7 « C’est le sentiment d’une secte qui fait aujourd’huy beaucoup de bruit. Molinos Prétre Espagnol mort à Rome [en 1696] dans les prisons de l’Inquisition, passe pour l’Auteur du Quietisme . Ce nom est emprunté du repos ou de l’inaction entiere où l’ame se trouve lorsqu’elle est dans la vie unitive. » (Trévoux , 1704 ). Le bref du pape Innocent XII, Cum alias (1699), entendait mettre fin au développement de la mystique catholique. Certes le quiétisme était un sujet actuel, quoiqu’il ait quitté la scène religieuse et politique avec la disparition des quelques personnes à qui ce mouvement, de mystique individuelle, devait sa force : Fénelon est mort en 1715 après un long exil dans son diocèse de Cambrai ; M me Guyon, emprisonnée à la Bastille entre 1699 et 1703, est exilée à Blois et y meurt en 1717. Montesquieu possédait des textes critiques sur le quiétisme : les Dialogues posthumes de La Bruyère (Catalogue , nº 464) et la Relation sur le quiétisme de Bossuet (n o 460).

8 L’accusation de libertinage, surtout au sens érotique du mot, a été émise à propos de M me Guyon de son vivant, et figure dans les Dialogues sur le quiétisme de La Bruyère (Catalogue , nº 464 : Paris, 1699, Dialogue VIII, p. 327-329 ; cf. Dialogue IX, p. 624), dans la Relation de Bossuet (Œuvres , Paris, « Bibliothèque de la Pléiade », 1961, p. 1175, p. 1553), et dans la Relation de l’origine, du progrès et de la condamnation du quiétisme répandu en France (1732), de l’abbé Jean Phelippeaux (p. 5), publiée selon ses volontés vingt ans après sa mort. Le quiétisme est longuement évoqué dans le « recueil Desmolets » recopié dans le Spicilège (n o 121), où il est opposé en revanche au libertinage. Ici une même répulsion les enveloppe, comme pour tout ce qui concerne les querelles théologiques.

9 Allusion peut-être au De matrimonio (1637) de Tomás Sánchez : voir Lettre 137, note 47.

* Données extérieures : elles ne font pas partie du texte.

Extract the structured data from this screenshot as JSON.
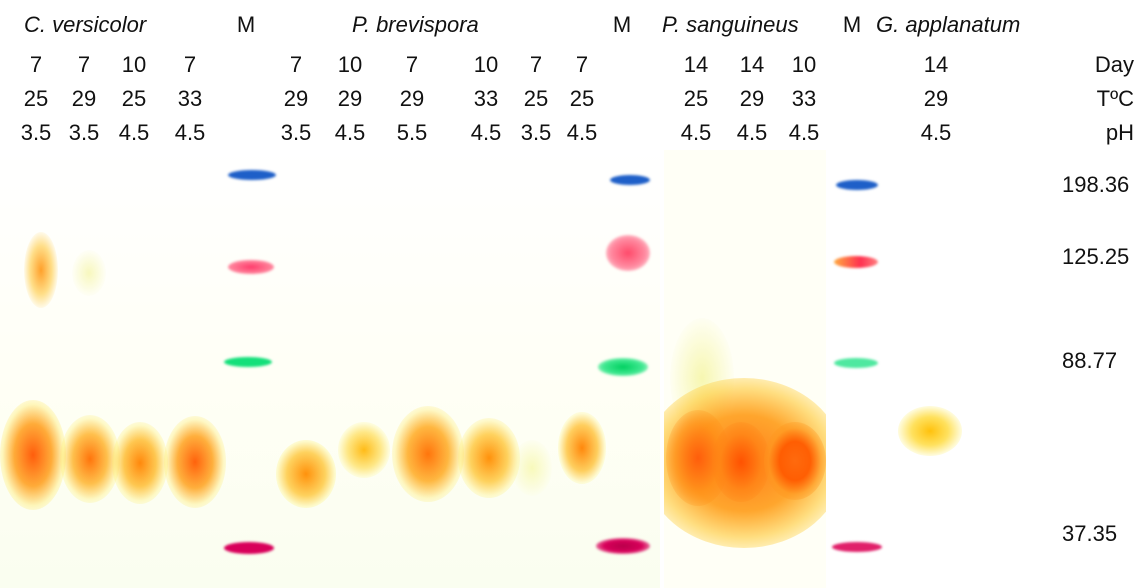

10 Les casuistes sont connus comme des théologiens accommodants, mais l’accent ici est mis plutôt sur les expositions détaillées qui accompagnent leurs analyses du péché. Sur les casuistes, voir Lettres 27 et 55, et Pensées, nº 1059, satire d’« un casuiste d’une si grande reputation que tout le monde venoit le consulter ». Le grand « classique » : le Dictionnaire des cas de conscience de Jean Pontas (1715).